Laura was one of my closest friends in high school. She invited me to church long before I became a Christian. Once I turned my life over to Christ, she was a friend I ran to often with my questions about God and the Bible. But something about Laura bummed me out . . .
She refused to be baptized.
When I asked her why, she would always say something like . . .
“I just don’t think I need to.”
“I don’t want to.”
“I’m a Christian. I love Jesus. I think that’s enough.”
Laura was right. She didn’t have to be baptized in order to follow Jesus, but I still wanted her to. I just didn’t have enough biblical knowledge to understand why at the time. Many years later, I see God’s plan for baptism laced throughout the Bible, specifically in the Gospels and the book of Acts.
Maybe you’re a “Laura.” You’re a Christian who has decided not to be baptized. Or maybe you’re just wondering if you should. Here are four good reasons:
1. Baptism is a symbol of God’s grace.
Repentance means being sorry for and running away from our sin. The Bible makes a connection between repentance and baptism.
And Peter said to them, “Repent and be baptized every one of you in the name of Jesus Christ for the forgiveness of your sins, and you will receive the gift of the Holy Spirit” (Acts 2:38, emphasis mine).
When we repent, we agree with God that we are sinners who violate His standards for holiness. Part of the process of repentance is telling God we need Him to clean up the mess we make.
Because of grace, He is faithful to do it!
Baptism is a way to say the world, “I can’t be holy on my own. I’m a sinner and I can’t stop sinning, but because of God’s grace, I can turn from sin.” Baptism is a picture of the way only God can make us pure and whole. Isn’t that a picture you’d like to paint for the world?
2. Baptism is a symbol of your faith.
I like how Pastor John Piper puts it: “Faith unites us to Christ; baptism symbolizes the union.”
An analogy would be saying “With this ring I thee wed” at a wedding.
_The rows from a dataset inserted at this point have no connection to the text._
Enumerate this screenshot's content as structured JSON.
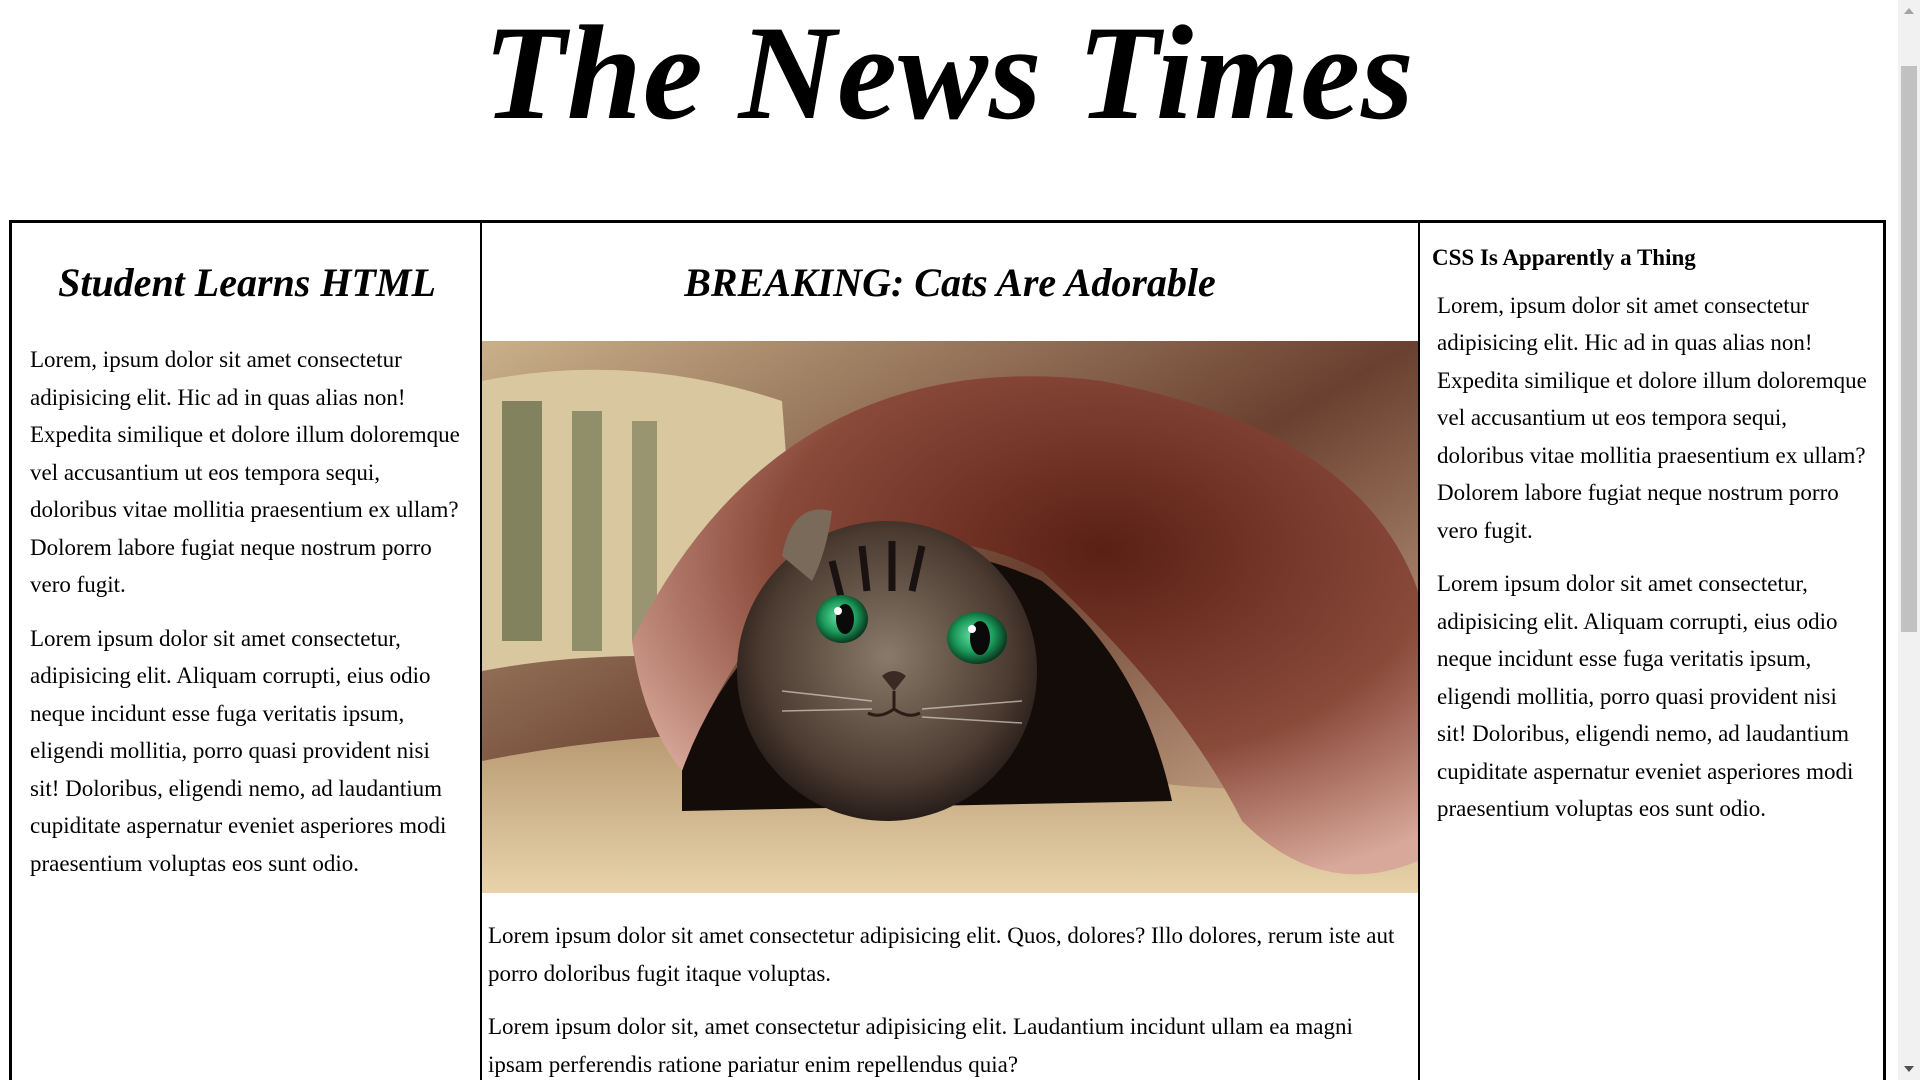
{
  "masthead": {
    "title": "The News Times"
  },
  "articles": {
    "left": {
      "headline": "Student Learns HTML",
      "paragraphs": [
        "Lorem, ipsum dolor sit amet consectetur adipisicing elit. Hic ad in quas alias non! Expedita similique et dolore illum doloremque vel accusantium ut eos tempora sequi, doloribus vitae mollitia praesentium ex ullam? Dolorem labore fugiat neque nostrum porro vero fugit.",
        "Lorem ipsum dolor sit amet consectetur, adipisicing elit. Aliquam corrupti, eius odio neque incidunt esse fuga veritatis ipsum, eligendi mollitia, porro quasi provident nisi sit! Doloribus, eligendi nemo, ad laudantium cupiditate aspernatur eveniet asperiores modi praesentium voluptas eos sunt odio."
      ]
    },
    "middle": {
      "headline": "BREAKING: Cats Are Adorable",
      "image_label": "cat-under-blanket-photo",
      "paragraphs": [
        "Lorem ipsum dolor sit amet consectetur adipisicing elit. Quos, dolores? Illo dolores, rerum iste aut porro doloribus fugit itaque voluptas.",
        "Lorem ipsum dolor sit, amet consectetur adipisicing elit. Laudantium incidunt ullam ea magni ipsam perferendis ratione pariatur enim repellendus quia?"
      ]
    },
    "right": {
      "headline": "CSS Is Apparently a Thing",
      "paragraphs": [
        "Lorem, ipsum dolor sit amet consectetur adipisicing elit. Hic ad in quas alias non! Expedita similique et dolore illum doloremque vel accusantium ut eos tempora sequi, doloribus vitae mollitia praesentium ex ullam? Dolorem labore fugiat neque nostrum porro vero fugit.",
        "Lorem ipsum dolor sit amet consectetur, adipisicing elit. Aliquam corrupti, eius odio neque incidunt esse fuga veritatis ipsum, eligendi mollitia, porro quasi provident nisi sit! Doloribus, eligendi nemo, ad laudantium cupiditate aspernatur eveniet asperiores modi praesentium voluptas eos sunt odio."
      ]
    }
  },
  "colors": {
    "border": "#000000",
    "background": "#ffffff",
    "scrollbar_track": "#f1f1f1",
    "scrollbar_thumb": "#c1c1c1"
  },
  "icons": {
    "scroll_up": "scroll-up-arrow-icon",
    "scroll_down": "scroll-down-arrow-icon"
  }
}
When couples say that, they don’t mean that the ring or the act of putting a ring on a finger is what makes them married. It is a symbol of the promise they are making, but the covenant-making vows make the marriage. So it is with faith and baptism.
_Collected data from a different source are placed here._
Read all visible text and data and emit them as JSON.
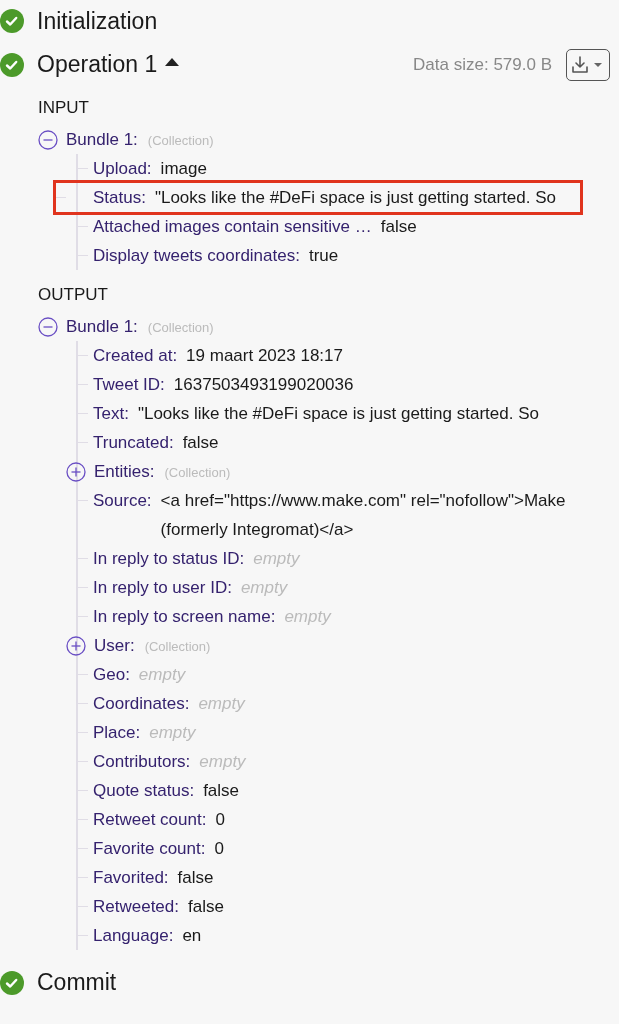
{
  "stages": [
    {
      "name": "Initialization",
      "done": true
    },
    {
      "name": "Operation 1",
      "done": true,
      "expanded": true,
      "data_size": "Data size: 579.0 B",
      "sections": [
        {
          "title": "INPUT",
          "bundles": [
            {
              "label": "Bundle 1:",
              "type": "(Collection)",
              "expanded": true,
              "items": [
                {
                  "kind": "field",
                  "label": "Upload:",
                  "value": "image",
                  "highlighted": false
                },
                {
                  "kind": "field",
                  "label": "Status:",
                  "value": "\"Looks like the #DeFi space is just getting started. So",
                  "highlighted": true
                },
                {
                  "kind": "field",
                  "label": "Attached images contain sensitive …",
                  "value": "false",
                  "highlighted": false
                },
                {
                  "kind": "field",
                  "label": "Display tweets coordinates:",
                  "value": "true",
                  "highlighted": false
                }
              ]
            }
          ]
        },
        {
          "title": "OUTPUT",
          "bundles": [
            {
              "label": "Bundle 1:",
              "type": "(Collection)",
              "expanded": true,
              "items": [
                {
                  "kind": "field",
                  "label": "Created at:",
                  "value": "19 maart 2023 18:17",
                  "highlighted": false
                },
                {
                  "kind": "field",
                  "label": "Tweet ID:",
                  "value": "1637503493199020036",
                  "highlighted": false
                },
                {
                  "kind": "field",
                  "label": "Text:",
                  "value": "\"Looks like the #DeFi space is just getting started. So",
                  "highlighted": false
                },
                {
                  "kind": "field",
                  "label": "Truncated:",
                  "value": "false",
                  "highlighted": false
                },
                {
                  "kind": "collection",
                  "label": "Entities:",
                  "value": "(Collection)",
                  "expanded": false
                },
                {
                  "kind": "field",
                  "label": "Source:",
                  "value": "<a href=\"https://www.make.com\" rel=\"nofollow\">Make (formerly Integromat)</a>",
                  "highlighted": false
                },
                {
                  "kind": "empty",
                  "label": "In reply to status ID:",
                  "value": "empty"
                },
                {
                  "kind": "empty",
                  "label": "In reply to user ID:",
                  "value": "empty"
                },
                {
                  "kind": "empty",
                  "label": "In reply to screen name:",
                  "value": "empty"
                },
                {
                  "kind": "collection",
                  "label": "User:",
                  "value": "(Collection)",
                  "expanded": false
                },
                {
                  "kind": "empty",
                  "label": "Geo:",
                  "value": "empty"
                },
                {
                  "kind": "empty",
                  "label": "Coordinates:",
                  "value": "empty"
                },
                {
                  "kind": "empty",
                  "label": "Place:",
                  "value": "empty"
                },
                {
                  "kind": "empty",
                  "label": "Contributors:",
                  "value": "empty"
                },
                {
                  "kind": "field",
                  "label": "Quote status:",
                  "value": "false",
                  "highlighted": false
                },
                {
                  "kind": "field",
                  "label": "Retweet count:",
                  "value": "0",
                  "highlighted": false
                },
                {
                  "kind": "field",
                  "label": "Favorite count:",
                  "value": "0",
                  "highlighted": false
                },
                {
                  "kind": "field",
                  "label": "Favorited:",
                  "value": "false",
                  "highlighted": false
                },
                {
                  "kind": "field",
                  "label": "Retweeted:",
                  "value": "false",
                  "highlighted": false
                },
                {
                  "kind": "field",
                  "label": "Language:",
                  "value": "en",
                  "highlighted": false
                }
              ]
            }
          ]
        }
      ]
    },
    {
      "name": "Commit",
      "done": true
    }
  ]
}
3. Baptism declares the name of Jesus.
Right before Jesus ascended into heaven, He gave His disciples their marching orders. These were His final words to them.
“Go therefore and make disciples of all nations, baptizing them in the name of the Father and of the Son and of the Holy Spirit, teaching them to observe all that I have commanded you. And behold, I am with you always, to the end of the age” (Matt. 28:19–20, emphasis added).
God gave Christians very specific instructions:
- Make disciples.
- Baptize those disciples.
- Teach them to follow God’s Word.
Because baptism is a symbol of God’s grace and because it is a way to publicly pledge our allegiance to Him, Christ commands His disciples to be baptized and baptize others in His name.
4. Jesus was baptized.
And when Jesus was baptized, immediately he went up from the water, and behold, the heavens were opened to him, and he saw the Spirit of God descending like a dove and coming to rest on him; and behold, a voice from heaven said, “This is my beloved Son, with whom I am well pleased” (Matt. 3:16–17).
Jesus was baptized. I want to be like Jesus. That is good enough for me.
How about you? Have you been baptized? How would you convince my friend Laura to be baptized too? I’d love to hear about it.